É muita emoção, gurizada.
Não posso me queixar. Consegui uma graninha para repor e manter o estoque de
bebidas. Vivemos "em um mundo sem esperança, mas sem desespero" –, foi
o que disse Henry Miller na década de 1930. Agora, em 2024, parece que estamos
na mesma.
Biza continua fodão.
Tudo porque a mulher o botou pra correr. Passou os 3 últimos dias fornicando
com umas putas sacaninhas – como é que se chamam, hein?
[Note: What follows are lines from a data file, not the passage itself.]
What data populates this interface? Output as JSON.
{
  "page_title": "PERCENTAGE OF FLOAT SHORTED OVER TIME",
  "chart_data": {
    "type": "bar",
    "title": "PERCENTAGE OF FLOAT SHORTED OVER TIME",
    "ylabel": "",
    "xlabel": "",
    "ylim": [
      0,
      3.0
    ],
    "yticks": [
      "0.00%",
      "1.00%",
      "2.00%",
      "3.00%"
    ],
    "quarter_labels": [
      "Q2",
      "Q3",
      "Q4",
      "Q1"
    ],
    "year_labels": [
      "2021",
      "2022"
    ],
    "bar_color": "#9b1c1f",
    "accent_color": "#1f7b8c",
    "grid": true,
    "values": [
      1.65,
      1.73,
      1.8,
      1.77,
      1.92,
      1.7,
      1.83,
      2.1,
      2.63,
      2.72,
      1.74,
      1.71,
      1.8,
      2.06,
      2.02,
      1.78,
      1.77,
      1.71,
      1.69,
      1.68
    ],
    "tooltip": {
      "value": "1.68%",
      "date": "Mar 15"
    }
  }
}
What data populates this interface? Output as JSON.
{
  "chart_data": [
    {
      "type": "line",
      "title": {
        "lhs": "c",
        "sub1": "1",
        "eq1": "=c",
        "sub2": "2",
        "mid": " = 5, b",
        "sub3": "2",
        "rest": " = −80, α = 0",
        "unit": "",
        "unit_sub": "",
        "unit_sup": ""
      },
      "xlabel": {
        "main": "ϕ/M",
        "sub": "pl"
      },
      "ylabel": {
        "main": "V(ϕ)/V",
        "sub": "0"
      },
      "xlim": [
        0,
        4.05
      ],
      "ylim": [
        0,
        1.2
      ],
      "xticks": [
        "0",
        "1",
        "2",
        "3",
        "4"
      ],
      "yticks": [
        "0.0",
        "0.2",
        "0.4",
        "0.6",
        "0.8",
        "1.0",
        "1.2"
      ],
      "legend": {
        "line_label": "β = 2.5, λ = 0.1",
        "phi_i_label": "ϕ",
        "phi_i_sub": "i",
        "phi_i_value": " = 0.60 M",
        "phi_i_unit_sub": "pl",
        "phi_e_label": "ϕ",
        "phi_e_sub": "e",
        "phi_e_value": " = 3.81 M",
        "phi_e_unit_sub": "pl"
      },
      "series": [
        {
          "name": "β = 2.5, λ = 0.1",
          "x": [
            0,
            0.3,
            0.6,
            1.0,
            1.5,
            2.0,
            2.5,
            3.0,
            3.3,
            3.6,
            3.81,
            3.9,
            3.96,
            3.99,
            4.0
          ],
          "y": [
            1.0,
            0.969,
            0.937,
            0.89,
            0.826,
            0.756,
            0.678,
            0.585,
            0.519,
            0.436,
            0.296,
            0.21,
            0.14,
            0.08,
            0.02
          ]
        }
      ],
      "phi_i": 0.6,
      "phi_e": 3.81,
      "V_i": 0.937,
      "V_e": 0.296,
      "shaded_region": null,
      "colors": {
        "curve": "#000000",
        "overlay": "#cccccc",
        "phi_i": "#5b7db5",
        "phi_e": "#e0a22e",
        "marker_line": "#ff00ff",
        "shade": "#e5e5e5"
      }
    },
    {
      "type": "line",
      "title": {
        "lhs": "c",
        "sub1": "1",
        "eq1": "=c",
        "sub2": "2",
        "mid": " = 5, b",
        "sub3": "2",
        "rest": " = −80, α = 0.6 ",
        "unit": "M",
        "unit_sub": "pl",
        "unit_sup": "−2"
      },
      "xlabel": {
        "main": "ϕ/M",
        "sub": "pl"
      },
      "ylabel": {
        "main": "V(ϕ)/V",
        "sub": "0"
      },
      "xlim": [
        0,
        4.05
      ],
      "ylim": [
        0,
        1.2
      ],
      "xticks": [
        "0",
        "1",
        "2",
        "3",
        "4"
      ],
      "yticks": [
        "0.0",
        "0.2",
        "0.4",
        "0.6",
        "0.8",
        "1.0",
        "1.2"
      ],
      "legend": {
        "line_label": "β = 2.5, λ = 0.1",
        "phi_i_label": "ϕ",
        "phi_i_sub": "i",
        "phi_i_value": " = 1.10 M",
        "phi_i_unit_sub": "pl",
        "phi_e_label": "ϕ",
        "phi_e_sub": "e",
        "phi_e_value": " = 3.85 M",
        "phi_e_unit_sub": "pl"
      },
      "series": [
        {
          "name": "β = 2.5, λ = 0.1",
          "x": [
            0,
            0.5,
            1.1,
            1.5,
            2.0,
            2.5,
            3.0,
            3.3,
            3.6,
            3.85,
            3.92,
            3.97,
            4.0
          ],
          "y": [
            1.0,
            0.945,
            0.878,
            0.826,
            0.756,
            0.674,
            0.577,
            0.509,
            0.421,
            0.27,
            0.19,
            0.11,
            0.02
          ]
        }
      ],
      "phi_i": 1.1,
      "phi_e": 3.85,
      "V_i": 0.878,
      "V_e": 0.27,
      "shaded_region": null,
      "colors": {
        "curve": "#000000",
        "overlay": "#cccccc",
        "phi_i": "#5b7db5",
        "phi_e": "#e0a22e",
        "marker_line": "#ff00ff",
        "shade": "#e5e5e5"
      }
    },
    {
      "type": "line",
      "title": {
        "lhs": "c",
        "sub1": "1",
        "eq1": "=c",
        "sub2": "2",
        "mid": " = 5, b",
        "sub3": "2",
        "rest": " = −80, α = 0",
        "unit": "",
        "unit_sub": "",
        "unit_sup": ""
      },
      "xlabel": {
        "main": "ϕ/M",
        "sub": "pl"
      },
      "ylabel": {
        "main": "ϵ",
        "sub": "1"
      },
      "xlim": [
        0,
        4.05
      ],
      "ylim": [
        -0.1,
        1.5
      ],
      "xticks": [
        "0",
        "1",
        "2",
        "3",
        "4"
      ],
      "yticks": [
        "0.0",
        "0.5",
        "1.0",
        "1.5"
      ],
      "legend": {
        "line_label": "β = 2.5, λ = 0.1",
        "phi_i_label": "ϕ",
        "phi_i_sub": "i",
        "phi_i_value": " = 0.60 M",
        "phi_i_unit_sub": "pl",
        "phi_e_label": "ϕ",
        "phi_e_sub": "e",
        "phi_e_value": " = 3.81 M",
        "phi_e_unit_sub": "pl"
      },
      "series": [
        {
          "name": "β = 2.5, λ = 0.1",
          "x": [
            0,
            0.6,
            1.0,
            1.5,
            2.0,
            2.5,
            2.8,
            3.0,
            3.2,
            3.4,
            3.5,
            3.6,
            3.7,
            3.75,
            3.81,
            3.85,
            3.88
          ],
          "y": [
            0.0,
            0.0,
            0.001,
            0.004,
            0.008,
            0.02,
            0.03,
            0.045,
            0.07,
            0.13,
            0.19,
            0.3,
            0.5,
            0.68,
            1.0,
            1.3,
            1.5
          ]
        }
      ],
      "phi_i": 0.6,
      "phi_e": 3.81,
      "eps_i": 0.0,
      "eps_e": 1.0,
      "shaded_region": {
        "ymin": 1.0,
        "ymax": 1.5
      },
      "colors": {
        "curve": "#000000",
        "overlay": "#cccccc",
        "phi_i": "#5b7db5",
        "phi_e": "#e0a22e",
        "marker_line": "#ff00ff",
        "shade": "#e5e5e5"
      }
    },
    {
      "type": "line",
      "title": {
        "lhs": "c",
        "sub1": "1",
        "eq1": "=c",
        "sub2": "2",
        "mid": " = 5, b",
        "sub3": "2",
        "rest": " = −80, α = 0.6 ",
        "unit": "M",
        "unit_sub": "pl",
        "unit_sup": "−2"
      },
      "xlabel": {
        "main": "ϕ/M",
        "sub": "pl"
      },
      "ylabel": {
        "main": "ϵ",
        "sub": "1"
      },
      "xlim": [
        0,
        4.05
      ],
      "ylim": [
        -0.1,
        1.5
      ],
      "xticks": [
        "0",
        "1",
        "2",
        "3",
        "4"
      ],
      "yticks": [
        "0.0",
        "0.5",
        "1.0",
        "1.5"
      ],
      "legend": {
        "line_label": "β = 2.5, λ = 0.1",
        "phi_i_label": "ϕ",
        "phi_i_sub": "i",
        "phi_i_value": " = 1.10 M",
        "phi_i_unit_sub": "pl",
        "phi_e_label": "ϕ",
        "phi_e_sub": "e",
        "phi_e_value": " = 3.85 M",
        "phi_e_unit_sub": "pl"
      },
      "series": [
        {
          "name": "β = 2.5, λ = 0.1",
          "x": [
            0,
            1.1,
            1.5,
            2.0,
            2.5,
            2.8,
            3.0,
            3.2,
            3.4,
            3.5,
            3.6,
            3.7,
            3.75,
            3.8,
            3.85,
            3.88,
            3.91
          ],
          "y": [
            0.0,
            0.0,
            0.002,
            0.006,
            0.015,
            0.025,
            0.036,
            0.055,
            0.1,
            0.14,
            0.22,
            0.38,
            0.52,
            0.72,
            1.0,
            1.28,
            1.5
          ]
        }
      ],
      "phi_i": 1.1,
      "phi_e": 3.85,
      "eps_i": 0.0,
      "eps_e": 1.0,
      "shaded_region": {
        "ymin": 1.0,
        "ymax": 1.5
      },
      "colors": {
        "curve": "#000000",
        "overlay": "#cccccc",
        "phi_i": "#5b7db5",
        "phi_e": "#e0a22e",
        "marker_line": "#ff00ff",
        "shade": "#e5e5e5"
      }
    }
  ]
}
Ah, sim, sex girls.
Em alguns dias fará
a síntese dos conhecimentos adquiridos numa pluralidade de cursos online e
jogará retórica pra cima da mulher e ela deitará enfeitiçada e viverão uma
invejável lua de mel.
Que fim levou a
Bárbara? Vocês querem saber.
Não sei por onde
anda, só sei que me reserva um lindo lugar no reino da fantasia (ou será da
anarquia?). Não sei se sou de alguém, ou se tenho alguém, ou se vagueio pelo
mundo. Quando a procuro, nalguma boate, carrego a dúvida: ela ainda me quer, ou
algum pilantrinha com mais grana se afeiçoou e demarca o seu território?